My nurse removes the needle from my port and I gather my things to leave the infusion suite. Thankfully, it was only saline solution today. I am prepping my kidneys for a return to chemotherapy next week.
As I head to the elevator, I notice that there are three women waiting. They are the same women who had briefly entered the suite looking for the lab room. One of them needed a blood test. As I stand there, they suddenly start laughing because they realize they have forgotten to push the button; they were all busy talking. I smile behind my mask.
When the doors open, they go in first. Although they don’t really go to the back of the elevator, I enter and turn to face the door because it’s a little tight. As I make the turn, I catch a glimpse of one of the women who is closet to me, maybe 60 years old, whip off her mask like a woman kicking off her heels the second she gets through the front door of her home. Comfort can’t come fast enough. They continue chatting.
I’m still looking at the door, my body is frozen, but my brain is on fire.
“We are in an elevator, inside a medical building.” I think to myself. “there is just no benefit of the doubt that I can give.” I am astonished by her choice.
As the elevator grinds down to the first floor, part of me wants to say something, but I don’t. I have seen too many of the videos on social media now. The ones where a maskless customer walks into a store and is stopped with a request to put on a mask. The customer goes from zero to 500 in a nanosecond. They are outraged that this request could apply to them.
I don’t want a confrontation. We are standing way too close to each other. When the doors open, I bolt out of the box, practically tripping on the metal edge.
Hours later, I am still reviewing the incident in my mind and I realize that there is something tugging at the peripheral of my brain. I was so focused on the mask removal, I had missed the bigger picture. Elevator Etiquette 2020. Was there such a thing?
I try and remember whether I saw signage while standing there, guidelines about entering an elevator in this COVID era. I just don’t remember. I’m pretty sure I didn’t see any floor markings on where to stand once I was inside.

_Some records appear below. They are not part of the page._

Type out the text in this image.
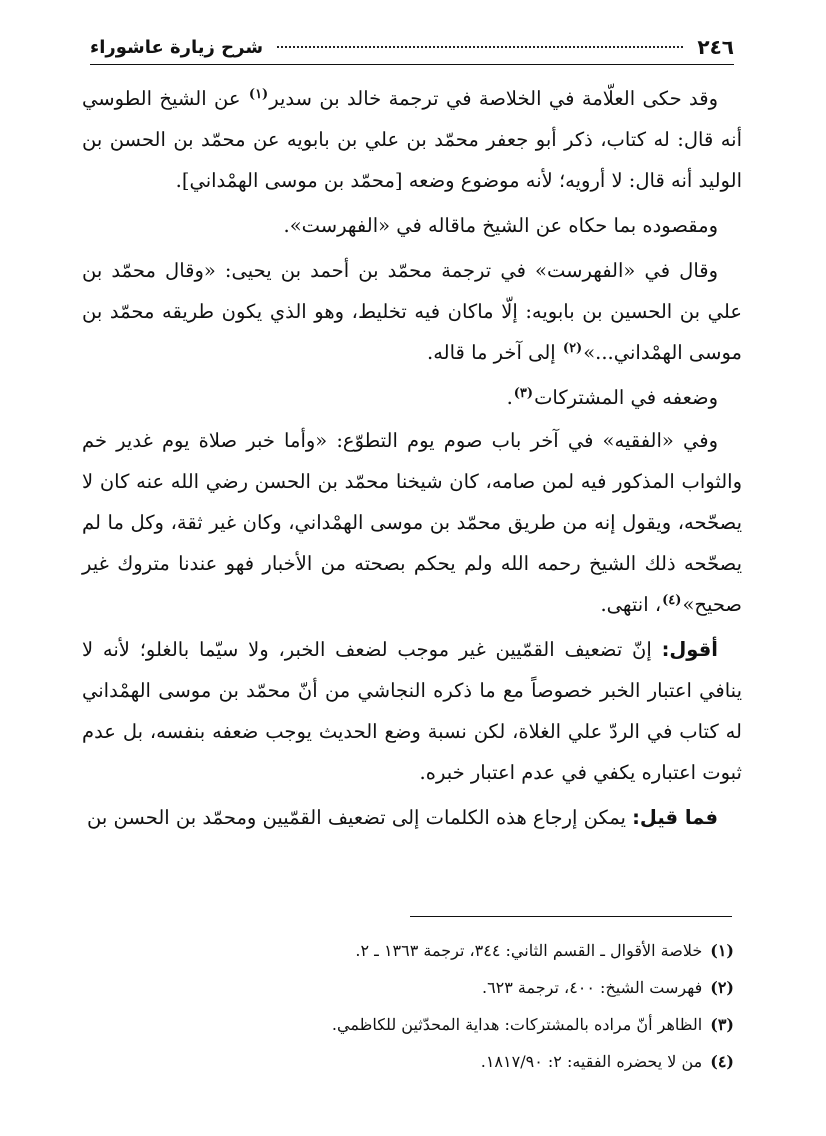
٢٤٦
شرح زيارة عاشوراء

وقد حكى العلّامة في الخلاصة في ترجمة خالد بن سدير$^{(١)}$ عن الشيخ الطوسي أنه قال: له كتاب، ذكر أبو جعفر محمّد بن علي بن بابويه عن محمّد بن الحسن بن الوليد أنه قال: لا أرويه؛ لأنه موضوع وضعه [محمّد بن موسى الهمْداني].

ومقصوده بما حكاه عن الشيخ ماقاله في «الفهرست».

وقال في «الفهرست» في ترجمة محمّد بن أحمد بن يحيى: «وقال محمّد بن علي بن الحسين بن بابويه: إلّا ماكان فيه تخليط، وهو الذي يكون طريقه محمّد بن موسى الهمْداني...»$^{(٢)}$ إلى آخر ما قاله.

وضعفه في المشتركات$^{(٣)}$.

وفي «الفقيه» في آخر باب صوم يوم التطوّع: «وأما خبر صلاة يوم غدير خم والثواب المذكور فيه لمن صامه، كان شيخنا محمّد بن الحسن رضي الله عنه كان لا يصحّحه، ويقول إنه من طريق محمّد بن موسى الهمْداني، وكان غير ثقة، وكل ما لم يصحّحه ذلك الشيخ رحمه الله ولم يحكم بصحته من الأخبار فهو عندنا متروك غير صحيح»$^{(٤)}$، انتهى.

أقول: إنّ تضعيف القمّيين غير موجب لضعف الخبر، ولا سيّما بالغلو؛ لأنه لا ينافي اعتبار الخبر خصوصاً مع ما ذكره النجاشي من أنّ محمّد بن موسى الهمْداني له كتاب في الردّ علي الغلاة، لكن نسبة وضع الحديث يوجب ضعفه بنفسه، بل عدم ثبوت اعتباره يكفي في عدم اعتبار خبره.

فما قيل: يمكن إرجاع هذه الكلمات إلى تضعيف القمّيين ومحمّد بن الحسن بن

(١)خلاصة الأقوال ـ القسم الثاني: ٣٤٤، ترجمة ١٣٦٣ ـ ٢.

(٢)فهرست الشيخ: ٤٠٠، ترجمة ٦٢٣.

(٣)الظاهر أنّ مراده بالمشتركات: هداية المحدّثين للكاظمي.

(٤)من لا يحضره الفقيه: ٢: ١٨١٧/٩٠.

I dig around for some information. Although volume of foot traffic plays a larger role in taller office and residential buildings, Elevator Etiquette at any level does exist. Here are several suggestions:
- Wear a mask
- Limit the number of riders to 3 or 4.
- Enter the elevator and stand in either a checkerboard pattern or at all four corners.
- No talking (it can propel particles)
- Only face forward
Interestingly, some studies suggest that elevators may not be a vehicle for transmission of the virus.
The following is an excerpt from an ABC News article dated June 15th by Dr. Hassel Lee:
In March, during a COVID-19 outbreak in a busy 19-story building in Seoul, the virus spread almost exclusively between individuals working on the same floor. The authors of the case report that even with considerable interaction between workers on one floor with those on other floors, the virus did not appear to spread vertically through the building.
“This argues that elevators are not a hot spot for transmission” said Dr Todd Ellerin, director of infectious diseases at South Shore Health in Weymouth, Mass…
…”Time is our biggest risk reducer”, Ellerin said. “The short time people spend on elevators together will mitigate against large amounts of transmission.”
I am reassured by this duration comment. My exposure couldn’t have been more than 30-40 seconds. However, Anna Durrani points out in a May 26th Realtor.com article:
“Elevators are typically pretty cramped, and you could be walking into a contaminated space.
“You don’t know what happened on the elevator before you got on,” says Dr. Jeffrey Siegel, a professor at the department of civil and mineral engineering at the University of Toronto and an expert on indoor air quality.He says someone could have coughed or sneezed, or there could have been a car full of people talking, which means there’s a concentration of particles/droplets in the air. That could lead to COVID-19 infection.
To demonstrate this data, I happened to recently catch an interview where Bill Nye The Science Guy slams an open baby powder bottle on a surface. The powder escapes, shooting up high and expanding outward. It floats. It doesn’t drop to the floor. This is what happens after a cough or sneeze.
This hadn’t occurred to me and my mind returns to the woman who removed her mask. It sounds like she had potentially put herself at risk more than anyone else. The fact remains though that one of the three is receiving medical care. If they continue sustained contact, at least one, if not all, moves to an exponentially higher level of risk. Is the removal of the mask for comfort worth it?
Moving forward, I will now be hyper aware when I enter an elevator. In fact, if I see more than one or two people waiting, I may wait for the next one. Better yet, I’ll take the stairs. I’m learning that riding in elevators with a diminished immune system, literally leaves little room for a mistake.